4. Ways to remove whitespace

Some gaps may also be jtessboxeditor mistaken for a font, in a blue box,

This can be selected directly, delete the drop is good!

5. Summary

Under normal circumstances, each font will have a blue box, if there are two of the adjacent words are not framed, this time even with the insert after the blue frame, but the final identification or there is a problem, this does not understand whether I operate wrong! Finally found that the original is two fonts are too close, leading to the difference is not open, in the boss's proposal, the distance between two words to separate points, you can normal box out! (If there is a better way, please point out, thank you)
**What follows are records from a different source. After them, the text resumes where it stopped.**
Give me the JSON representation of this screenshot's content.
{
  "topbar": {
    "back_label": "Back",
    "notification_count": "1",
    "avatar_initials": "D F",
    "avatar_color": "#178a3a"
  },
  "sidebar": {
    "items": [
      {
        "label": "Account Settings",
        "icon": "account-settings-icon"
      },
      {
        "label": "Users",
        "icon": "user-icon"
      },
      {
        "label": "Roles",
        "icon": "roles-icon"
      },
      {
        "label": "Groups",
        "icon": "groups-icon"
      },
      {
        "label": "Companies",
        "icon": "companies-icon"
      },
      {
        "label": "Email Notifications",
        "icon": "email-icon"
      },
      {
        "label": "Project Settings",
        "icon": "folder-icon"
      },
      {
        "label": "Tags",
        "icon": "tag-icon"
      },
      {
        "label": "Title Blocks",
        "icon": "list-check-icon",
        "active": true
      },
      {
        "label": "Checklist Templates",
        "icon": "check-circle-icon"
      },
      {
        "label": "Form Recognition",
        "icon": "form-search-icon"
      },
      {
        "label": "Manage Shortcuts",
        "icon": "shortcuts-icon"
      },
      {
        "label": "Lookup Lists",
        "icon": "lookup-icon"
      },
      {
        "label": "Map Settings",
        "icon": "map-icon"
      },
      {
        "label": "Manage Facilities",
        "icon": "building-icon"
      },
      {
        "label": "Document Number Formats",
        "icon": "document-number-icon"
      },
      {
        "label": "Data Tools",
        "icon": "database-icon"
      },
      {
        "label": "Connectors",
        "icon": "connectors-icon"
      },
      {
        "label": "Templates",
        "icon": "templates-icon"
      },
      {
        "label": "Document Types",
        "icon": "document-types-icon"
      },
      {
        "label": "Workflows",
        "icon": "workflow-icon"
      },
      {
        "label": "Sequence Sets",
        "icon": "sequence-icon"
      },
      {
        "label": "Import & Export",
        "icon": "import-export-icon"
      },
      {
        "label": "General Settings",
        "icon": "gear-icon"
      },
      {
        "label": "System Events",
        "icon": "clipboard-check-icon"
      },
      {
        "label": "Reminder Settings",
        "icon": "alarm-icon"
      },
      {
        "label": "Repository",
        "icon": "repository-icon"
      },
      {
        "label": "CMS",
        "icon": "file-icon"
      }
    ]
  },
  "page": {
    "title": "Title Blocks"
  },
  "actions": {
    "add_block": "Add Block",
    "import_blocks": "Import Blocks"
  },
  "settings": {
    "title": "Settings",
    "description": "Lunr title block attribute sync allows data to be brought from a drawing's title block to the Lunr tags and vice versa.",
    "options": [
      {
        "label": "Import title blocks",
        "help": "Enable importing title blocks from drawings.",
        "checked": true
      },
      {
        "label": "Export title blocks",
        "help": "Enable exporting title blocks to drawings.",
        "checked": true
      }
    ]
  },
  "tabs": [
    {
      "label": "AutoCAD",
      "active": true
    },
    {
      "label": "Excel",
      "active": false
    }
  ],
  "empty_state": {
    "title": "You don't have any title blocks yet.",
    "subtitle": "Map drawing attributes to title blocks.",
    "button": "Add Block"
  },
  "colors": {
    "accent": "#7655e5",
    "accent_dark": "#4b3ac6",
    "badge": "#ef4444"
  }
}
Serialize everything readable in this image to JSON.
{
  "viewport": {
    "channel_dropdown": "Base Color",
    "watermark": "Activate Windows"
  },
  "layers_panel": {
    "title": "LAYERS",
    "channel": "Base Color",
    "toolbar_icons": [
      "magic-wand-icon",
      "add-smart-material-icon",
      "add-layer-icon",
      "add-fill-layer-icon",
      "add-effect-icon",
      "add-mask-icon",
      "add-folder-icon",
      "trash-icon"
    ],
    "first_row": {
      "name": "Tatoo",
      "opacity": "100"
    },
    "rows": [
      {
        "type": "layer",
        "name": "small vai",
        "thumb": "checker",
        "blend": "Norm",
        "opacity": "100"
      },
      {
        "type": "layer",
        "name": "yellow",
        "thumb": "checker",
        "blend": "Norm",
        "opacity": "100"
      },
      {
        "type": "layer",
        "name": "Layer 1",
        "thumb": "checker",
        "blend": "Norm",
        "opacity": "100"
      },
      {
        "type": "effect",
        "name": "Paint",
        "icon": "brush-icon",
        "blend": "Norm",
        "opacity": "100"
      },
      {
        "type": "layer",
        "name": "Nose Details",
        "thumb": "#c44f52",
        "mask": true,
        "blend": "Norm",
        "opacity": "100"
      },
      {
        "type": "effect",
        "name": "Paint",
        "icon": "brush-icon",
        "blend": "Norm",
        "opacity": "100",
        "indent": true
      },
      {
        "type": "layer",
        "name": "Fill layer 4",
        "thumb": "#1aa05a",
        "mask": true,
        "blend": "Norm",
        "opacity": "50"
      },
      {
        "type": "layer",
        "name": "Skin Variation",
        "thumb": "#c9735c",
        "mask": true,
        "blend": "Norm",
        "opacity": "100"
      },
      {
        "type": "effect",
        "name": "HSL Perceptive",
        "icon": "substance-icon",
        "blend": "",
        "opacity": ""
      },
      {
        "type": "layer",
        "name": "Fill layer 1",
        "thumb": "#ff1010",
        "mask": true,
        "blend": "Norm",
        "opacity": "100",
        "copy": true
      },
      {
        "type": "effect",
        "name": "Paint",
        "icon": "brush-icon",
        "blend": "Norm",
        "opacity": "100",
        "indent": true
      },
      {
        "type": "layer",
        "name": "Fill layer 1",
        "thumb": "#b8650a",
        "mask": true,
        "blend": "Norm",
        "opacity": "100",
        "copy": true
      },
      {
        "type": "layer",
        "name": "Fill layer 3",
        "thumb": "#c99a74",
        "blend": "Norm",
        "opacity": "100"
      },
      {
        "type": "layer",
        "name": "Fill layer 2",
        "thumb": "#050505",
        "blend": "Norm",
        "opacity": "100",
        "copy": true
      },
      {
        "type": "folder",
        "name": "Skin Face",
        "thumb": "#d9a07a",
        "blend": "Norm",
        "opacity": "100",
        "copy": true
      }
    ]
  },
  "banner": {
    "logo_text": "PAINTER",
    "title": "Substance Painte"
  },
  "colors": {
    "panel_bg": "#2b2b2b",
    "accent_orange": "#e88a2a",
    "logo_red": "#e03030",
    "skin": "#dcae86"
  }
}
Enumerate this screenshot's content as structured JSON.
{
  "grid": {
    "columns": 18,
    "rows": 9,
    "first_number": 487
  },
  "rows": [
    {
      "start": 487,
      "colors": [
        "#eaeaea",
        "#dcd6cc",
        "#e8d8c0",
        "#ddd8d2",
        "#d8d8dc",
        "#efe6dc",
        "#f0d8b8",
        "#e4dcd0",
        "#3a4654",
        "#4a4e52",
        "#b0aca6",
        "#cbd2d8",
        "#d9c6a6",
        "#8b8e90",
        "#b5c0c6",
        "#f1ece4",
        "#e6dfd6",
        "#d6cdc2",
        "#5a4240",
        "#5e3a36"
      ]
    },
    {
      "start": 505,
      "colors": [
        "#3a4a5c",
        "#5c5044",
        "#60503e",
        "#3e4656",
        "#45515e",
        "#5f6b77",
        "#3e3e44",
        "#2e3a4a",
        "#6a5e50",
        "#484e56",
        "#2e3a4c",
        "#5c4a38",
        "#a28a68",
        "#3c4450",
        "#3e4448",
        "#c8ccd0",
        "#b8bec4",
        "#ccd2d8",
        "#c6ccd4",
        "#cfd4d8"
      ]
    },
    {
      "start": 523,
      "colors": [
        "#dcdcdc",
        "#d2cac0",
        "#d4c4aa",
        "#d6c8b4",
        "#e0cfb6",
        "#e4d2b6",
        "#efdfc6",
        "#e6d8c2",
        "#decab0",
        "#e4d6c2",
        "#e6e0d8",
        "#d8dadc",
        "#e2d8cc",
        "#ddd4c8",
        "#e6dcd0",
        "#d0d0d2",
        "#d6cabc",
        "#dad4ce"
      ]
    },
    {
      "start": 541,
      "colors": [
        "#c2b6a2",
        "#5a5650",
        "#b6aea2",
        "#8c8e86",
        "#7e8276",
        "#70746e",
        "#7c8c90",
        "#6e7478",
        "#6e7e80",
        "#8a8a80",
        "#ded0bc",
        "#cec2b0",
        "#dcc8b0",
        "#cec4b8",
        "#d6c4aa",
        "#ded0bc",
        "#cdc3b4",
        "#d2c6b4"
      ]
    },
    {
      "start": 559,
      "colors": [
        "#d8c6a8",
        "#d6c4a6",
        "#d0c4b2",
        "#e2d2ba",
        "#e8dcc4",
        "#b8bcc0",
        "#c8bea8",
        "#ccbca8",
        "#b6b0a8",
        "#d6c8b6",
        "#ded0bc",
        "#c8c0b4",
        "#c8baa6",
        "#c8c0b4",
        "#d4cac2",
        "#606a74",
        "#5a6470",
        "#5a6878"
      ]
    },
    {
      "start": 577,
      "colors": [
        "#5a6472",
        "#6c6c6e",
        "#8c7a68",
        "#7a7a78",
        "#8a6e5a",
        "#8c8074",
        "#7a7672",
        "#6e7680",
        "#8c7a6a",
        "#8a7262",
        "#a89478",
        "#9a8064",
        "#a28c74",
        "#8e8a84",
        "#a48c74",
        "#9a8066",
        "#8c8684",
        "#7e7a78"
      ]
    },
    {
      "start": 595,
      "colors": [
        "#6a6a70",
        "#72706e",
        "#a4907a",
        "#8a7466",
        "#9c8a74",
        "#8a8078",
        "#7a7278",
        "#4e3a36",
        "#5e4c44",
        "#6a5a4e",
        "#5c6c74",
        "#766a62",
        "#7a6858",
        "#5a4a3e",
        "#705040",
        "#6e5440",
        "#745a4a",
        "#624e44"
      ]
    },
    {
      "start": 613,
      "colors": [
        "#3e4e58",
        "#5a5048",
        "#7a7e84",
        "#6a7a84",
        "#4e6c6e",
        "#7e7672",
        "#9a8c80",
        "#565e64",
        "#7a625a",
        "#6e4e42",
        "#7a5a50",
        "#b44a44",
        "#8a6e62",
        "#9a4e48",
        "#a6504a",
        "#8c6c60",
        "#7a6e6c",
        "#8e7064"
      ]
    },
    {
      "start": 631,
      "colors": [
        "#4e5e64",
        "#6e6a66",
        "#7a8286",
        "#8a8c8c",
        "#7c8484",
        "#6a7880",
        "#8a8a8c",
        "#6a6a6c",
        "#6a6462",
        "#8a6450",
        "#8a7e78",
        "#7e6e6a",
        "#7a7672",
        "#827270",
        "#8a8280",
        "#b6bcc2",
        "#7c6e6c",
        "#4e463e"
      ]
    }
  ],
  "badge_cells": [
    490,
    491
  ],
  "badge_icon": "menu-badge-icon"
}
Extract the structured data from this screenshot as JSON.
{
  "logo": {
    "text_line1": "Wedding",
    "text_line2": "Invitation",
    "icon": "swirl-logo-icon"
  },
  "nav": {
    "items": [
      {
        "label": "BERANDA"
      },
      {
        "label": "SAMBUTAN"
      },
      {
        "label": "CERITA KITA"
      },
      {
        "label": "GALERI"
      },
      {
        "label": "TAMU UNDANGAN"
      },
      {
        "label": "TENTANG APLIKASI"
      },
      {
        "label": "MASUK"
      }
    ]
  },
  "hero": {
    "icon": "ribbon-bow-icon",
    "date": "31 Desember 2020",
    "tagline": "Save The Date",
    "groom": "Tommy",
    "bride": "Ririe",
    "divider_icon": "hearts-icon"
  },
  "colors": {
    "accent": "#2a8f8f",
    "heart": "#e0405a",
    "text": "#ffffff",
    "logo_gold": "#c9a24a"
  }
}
After the modification is complete save! Here I am a picture of a sample to modify, but I do so every one has to do the same correction, do not know if there is a method of batch modification?

Before the picture is trained, it is best to use OPENCV for processing, for example, binary, so you can remove some of the interference! However, it is important to note that the same effect on the image before the recognition of the same processing! This recognition rate will be increased!

Eight software set font method in Setting>font set Chinese font

Contact Us

The content source of this page is from Internet, which doesn't represent Alibaba Cloud's opinion; products and services mentioned on that page don't have any relationship with Alibaba Cloud. If the content of the page makes you feel confusing, please write us an email, we will handle the problem within 5 days after receiving your email.

If you find any instances of plagiarism from the community, please send an email to: info-contact@alibabacloud.com and provide relevant evidence. A staff member will contact you within 5 working days.

A Free Trial That Lets You Build Big!

Start building with 50+ products and up to 12 months usage for Elastic Compute Service

  • Sales Support

    1 on 1 presale consultation

  • After-Sales Support

    24/7 Technical Support 6 Free Tickets per Quarter Faster Response

  • Alibaba Cloud offers highly flexible support services tailored to meet your exact needs.